7. Final Important Note on Plagiarism

→ Each of you have been provided with a slightly different training dataset, so you are expected to have different results to other people. This is obviously to ensure you are working individually, and we will test your resulting model on the dataset you were specifically allocated.

→ All code and workflows will also be examined to ensure there is no repetition between submissions, so while you are able to share ideas and strategies, the implementation and analysis must be 100% your own individual work. Any plagiarised work will immediately receive zero marks, and notified immediately to the School.

8. Some Additional Tips!

• Throughout this coursework, showing thought processes and understanding of how you assess a model in light of the business case is more important than the final predictive test result.

• Similarly, and as reflected in the mark scheme, illustrating your understanding of robust

model evaluation and comparison is again more important than the final implementation for

this coursework.

• You may use any analysis tools to formulate your report, but your submitted model must be implemented in Python or Orange (or both). You can assume the recipient is using python 3 and Orange3 respectively, and has sklearn, scipy, numpy, pandas, matplotlib, seaborn installed. Any further requirements must be clearly specified in your submission with instructions.

• Note the page length available in total, and the available marks for each section to assess how much time and effort to place in each.

• Note that presentation of your work is also being assessed. This is a formal report directed to a business professional, and should be formatted and worded accordingly.
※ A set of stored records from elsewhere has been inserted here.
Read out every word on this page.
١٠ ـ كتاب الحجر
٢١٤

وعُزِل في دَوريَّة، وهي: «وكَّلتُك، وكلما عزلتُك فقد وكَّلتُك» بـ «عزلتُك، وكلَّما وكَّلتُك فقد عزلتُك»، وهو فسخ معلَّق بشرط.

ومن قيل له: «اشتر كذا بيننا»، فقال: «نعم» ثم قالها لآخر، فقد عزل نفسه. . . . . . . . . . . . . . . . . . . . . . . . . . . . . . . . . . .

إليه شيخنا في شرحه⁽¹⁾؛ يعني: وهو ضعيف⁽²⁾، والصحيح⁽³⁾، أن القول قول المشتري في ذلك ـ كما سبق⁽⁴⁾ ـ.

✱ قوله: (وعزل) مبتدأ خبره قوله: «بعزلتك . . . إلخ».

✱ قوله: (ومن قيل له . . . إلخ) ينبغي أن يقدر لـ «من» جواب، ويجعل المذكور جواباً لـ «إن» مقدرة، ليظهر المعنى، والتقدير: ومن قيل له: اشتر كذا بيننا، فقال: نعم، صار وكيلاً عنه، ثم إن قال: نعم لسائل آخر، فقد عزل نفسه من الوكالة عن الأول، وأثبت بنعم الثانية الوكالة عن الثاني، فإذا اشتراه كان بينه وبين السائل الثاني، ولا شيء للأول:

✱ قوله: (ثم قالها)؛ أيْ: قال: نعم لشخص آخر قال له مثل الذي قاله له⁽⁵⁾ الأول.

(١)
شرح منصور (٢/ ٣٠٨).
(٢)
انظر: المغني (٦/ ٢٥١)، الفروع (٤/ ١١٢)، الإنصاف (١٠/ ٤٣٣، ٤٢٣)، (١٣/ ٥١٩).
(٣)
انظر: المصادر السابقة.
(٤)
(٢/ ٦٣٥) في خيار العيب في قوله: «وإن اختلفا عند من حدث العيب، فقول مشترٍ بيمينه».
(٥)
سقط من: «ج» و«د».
• Using python rather than Orange will not necessarily gain you any extra marks. However, it will likely give opportunity to show off your work with more sophisticated analysis, and increase potential of obtaining higher marks in those respective areas.

• Ifyou choose to illustrate a decision tree - do so for a reason, make it visually useful. No-one wants to see a page of 100’s of nodes - so think how best to present the insights it holds!